Inner Products and Norms

  • Define an inner product satisfying linearity, symmetry, and positive definiteness.
  • The induced norm: ||v|| = sqrt(<v, v>). The Cauchy-Schwarz inequality: |<u,v>| <= ||u|| ||v||.

Orthogonal Projections

  • Project v onto a subspace W by finding the closest point in W to v.
  • Projection matrix: P = A(A^T A)^{-1} A^T where columns of A form a basis for W.
  • The projection error v - Pv is orthogonal to W.

Least Squares

  • Solve Ax = b approximately when the system is overdetermined.
  • The normal equations: A^T A x = A^T b.
  • Use QR decomposition for better numerical stability.
  • Applications: linear regression, curve fitting, signal processing.

Applications

Machine Learning

  • PCA for dimensionality reduction via the covariance matrix eigenvectors.
  • Kernel methods and the kernel trick via inner products in feature spaces.
  • Weight matrices in neural networks as compositions of linear transformations.

Computer Graphics

  • Transformation matrices: rotation, scaling, shearing, translation (via homogeneous coordinates).
  • Perspective projection matrices.

Physics

  • Quantum mechanics: state vectors in Hilbert spaces, observables as Hermitian operators.
  • Moment of inertia tensor as a symmetric matrix; principal axes are eigenvectors.
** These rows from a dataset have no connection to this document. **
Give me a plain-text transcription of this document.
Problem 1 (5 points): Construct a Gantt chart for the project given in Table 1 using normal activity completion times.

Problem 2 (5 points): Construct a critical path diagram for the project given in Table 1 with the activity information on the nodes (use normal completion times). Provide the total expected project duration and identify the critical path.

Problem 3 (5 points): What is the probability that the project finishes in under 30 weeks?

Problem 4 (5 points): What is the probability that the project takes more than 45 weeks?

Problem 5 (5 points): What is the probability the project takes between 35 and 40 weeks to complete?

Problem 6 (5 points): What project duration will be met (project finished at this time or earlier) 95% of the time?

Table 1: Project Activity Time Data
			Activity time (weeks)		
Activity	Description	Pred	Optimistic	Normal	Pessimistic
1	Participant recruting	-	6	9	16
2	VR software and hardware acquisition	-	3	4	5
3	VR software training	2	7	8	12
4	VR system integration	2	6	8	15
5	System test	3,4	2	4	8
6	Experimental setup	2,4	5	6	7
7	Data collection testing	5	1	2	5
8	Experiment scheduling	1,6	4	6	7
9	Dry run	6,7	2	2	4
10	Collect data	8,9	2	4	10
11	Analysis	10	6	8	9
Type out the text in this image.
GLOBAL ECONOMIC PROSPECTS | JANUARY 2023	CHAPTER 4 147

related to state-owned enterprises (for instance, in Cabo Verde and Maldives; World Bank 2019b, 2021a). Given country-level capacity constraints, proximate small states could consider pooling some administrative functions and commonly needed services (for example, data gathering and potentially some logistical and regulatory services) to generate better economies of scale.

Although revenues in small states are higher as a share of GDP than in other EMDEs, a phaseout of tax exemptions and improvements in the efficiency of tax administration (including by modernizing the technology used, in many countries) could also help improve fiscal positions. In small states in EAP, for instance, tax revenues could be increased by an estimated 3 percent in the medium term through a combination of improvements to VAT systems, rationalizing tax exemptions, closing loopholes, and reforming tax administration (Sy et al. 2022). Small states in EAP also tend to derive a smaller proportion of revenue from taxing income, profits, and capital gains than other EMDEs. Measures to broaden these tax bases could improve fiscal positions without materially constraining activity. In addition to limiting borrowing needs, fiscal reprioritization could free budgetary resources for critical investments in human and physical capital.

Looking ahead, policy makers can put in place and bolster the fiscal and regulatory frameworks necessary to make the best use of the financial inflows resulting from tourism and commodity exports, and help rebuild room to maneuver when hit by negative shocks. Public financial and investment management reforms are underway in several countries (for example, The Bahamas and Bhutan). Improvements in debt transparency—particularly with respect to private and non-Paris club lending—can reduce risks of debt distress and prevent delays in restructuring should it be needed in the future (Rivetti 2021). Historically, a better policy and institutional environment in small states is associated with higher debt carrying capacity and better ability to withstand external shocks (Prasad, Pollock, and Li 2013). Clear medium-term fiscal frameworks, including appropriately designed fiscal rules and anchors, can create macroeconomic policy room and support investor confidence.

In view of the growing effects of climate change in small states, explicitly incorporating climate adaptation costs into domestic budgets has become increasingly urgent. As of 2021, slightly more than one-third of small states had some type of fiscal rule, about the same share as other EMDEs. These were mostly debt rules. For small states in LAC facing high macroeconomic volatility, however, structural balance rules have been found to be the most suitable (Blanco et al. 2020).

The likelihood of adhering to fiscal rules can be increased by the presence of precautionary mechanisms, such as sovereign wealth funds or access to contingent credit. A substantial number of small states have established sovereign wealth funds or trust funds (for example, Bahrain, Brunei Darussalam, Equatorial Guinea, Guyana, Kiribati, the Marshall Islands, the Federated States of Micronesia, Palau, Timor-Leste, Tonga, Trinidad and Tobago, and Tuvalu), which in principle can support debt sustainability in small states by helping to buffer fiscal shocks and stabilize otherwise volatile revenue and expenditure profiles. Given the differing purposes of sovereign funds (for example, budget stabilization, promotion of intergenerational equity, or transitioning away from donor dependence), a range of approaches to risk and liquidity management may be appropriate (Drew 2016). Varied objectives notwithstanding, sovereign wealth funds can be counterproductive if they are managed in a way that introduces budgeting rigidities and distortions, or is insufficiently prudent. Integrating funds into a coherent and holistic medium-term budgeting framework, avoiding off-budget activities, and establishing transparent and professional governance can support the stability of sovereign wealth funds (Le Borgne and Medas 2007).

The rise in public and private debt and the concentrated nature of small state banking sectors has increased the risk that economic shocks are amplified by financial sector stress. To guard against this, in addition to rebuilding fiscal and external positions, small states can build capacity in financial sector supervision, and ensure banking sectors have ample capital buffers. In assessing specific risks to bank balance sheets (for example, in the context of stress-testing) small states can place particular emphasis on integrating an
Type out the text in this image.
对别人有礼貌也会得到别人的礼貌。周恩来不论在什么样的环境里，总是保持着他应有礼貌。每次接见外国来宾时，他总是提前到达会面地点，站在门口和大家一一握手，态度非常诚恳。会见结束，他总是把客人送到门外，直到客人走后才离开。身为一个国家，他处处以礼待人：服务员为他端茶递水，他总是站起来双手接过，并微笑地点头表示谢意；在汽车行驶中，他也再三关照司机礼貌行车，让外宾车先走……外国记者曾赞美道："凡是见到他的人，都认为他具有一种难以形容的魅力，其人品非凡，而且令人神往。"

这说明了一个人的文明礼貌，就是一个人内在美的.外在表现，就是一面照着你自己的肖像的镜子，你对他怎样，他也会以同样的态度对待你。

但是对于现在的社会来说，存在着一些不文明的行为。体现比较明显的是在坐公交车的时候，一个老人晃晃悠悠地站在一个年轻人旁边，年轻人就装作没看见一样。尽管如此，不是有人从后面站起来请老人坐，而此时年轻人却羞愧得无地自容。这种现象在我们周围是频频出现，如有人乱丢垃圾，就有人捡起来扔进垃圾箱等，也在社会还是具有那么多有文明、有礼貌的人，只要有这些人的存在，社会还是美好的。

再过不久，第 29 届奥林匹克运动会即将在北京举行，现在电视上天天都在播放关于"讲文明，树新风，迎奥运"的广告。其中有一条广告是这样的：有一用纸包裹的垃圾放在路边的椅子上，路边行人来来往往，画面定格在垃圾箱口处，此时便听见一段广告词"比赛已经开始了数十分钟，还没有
Anti-Patterns -- What NOT To Do

  • Do not invert matrices unnecessarily. To solve Ax = b, factor A rather than computing A^{-1}; inversion is less stable and more expensive.
  • Do not confuse eigenvalues with singular values. Eigenvalues can be negative or complex; singular values are always nonnegative real.
  • Do not assume diagonalizability. Not every matrix is diagonalizable; check that geometric multiplicities match algebraic multiplicities.
  • Do not ignore numerical conditioning. A matrix with a large condition number amplifies errors; check cond(A) before trusting a computed solution.
  • Do not forget the role of the basis. A matrix is a representation of a linear map relative to chosen bases; changing the basis changes the matrix but not the underlying map.
  • Do not treat row operations as commutative. The order of row operations matters when tracking pivot structure and permutation matrices.